It is almost a mirror image of Saint Bernard, with the staff this time held on the right hand side of the painting. That instrument is beautifully decorative, and copper or gold coloured around the top. The saint holds his fingers close together in his opposing hand, giving a symbolic gesture to the viewer. He is wearing the traditional clothing that one would expect from his position, a modest, darkly coloured garment which is deliberately without any great detail or flourish. He looks serious as he stares towards us. Behind him we see the expressive sky scene which El Greco regularly used in his portraits, where an abstract style would provide energy across the background. This piece resides within the Prado Museum, where a fine selection of Renaissance and Baroque art can be viewed - El Greco is a popular addition here because of his strong connection to Spanish art, even though he was originally from Crete and also lived in Italy for a number of years as well.
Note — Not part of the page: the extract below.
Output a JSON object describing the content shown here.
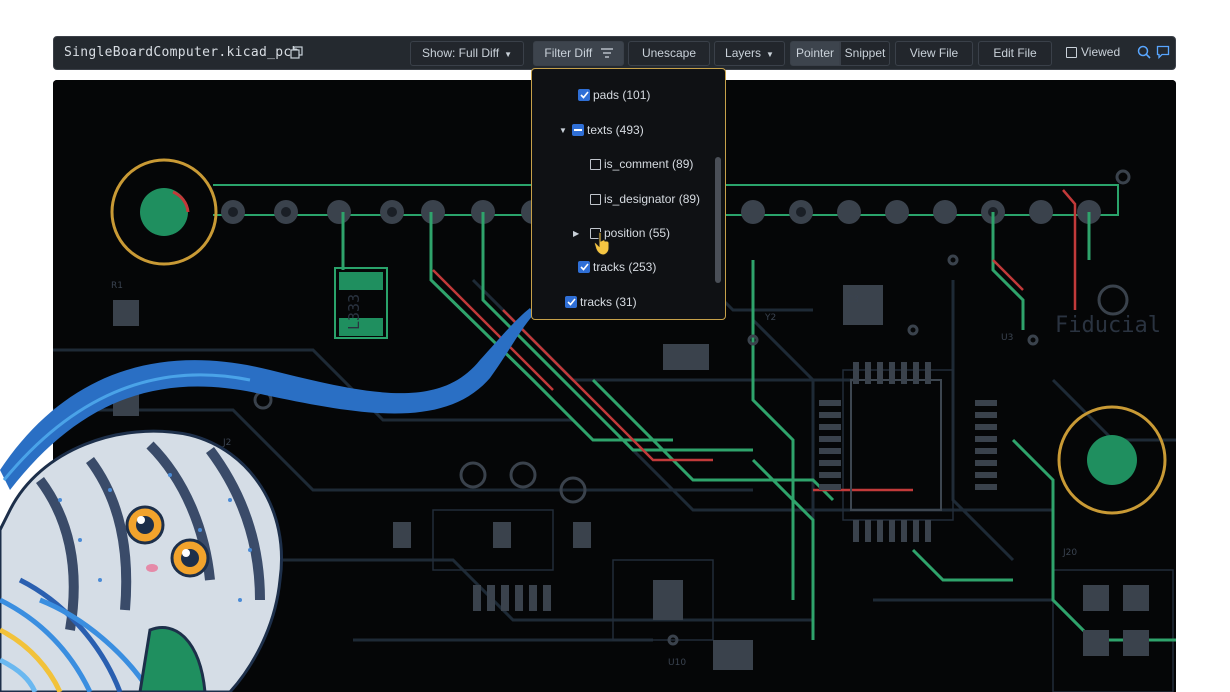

The image captured here is of Saint Benedict of Nursia who was prominent in the 6th century. The portrait was intended to be hung at the Church of Santo Domingo el Antiguo in Toledo, Spain. Doña María de Silva financed the construction of a new church and it was decided that fine art would be added to its interior. El Greco was well known to the family financing this new construction and so they contacted him about providing religious portraits for it. They would involve him in a variety of projects for it, including elements of the architecture as well a number of different artworks to be placed within the building itself. In total he would deliver eight paintings, including both this one and the related Saint Bernard which is now found in the Hermitage Museum in Russia. Art historians have suggested that these two portraits follow Venetian styles, and El Greco had learnt much from that kingdom in modern-day Italy. He was from Crete, which at the time was under the rule of Venice.
The style of this portrait helps us to connect directly to an entirely real human being - there is no attempt by the artist to raise him above us, morally, or symbolically, but to celebrate what he achieved as a relatively ordinary man. This would enable visitors to the church to respect and connect with his life, as well as the other saints pictured around the building. Some artists would instead attempt to raise their models to a higher state, something out of reach for the rest of us. There may have been issues between the artist and the church in the manner of his portraits but ultimately they were accepted with blessing, and full payment. El Greco would evolve further in later years, using elongated forms and more dramatic lighting that inspired expressive artists in the centuries that followed.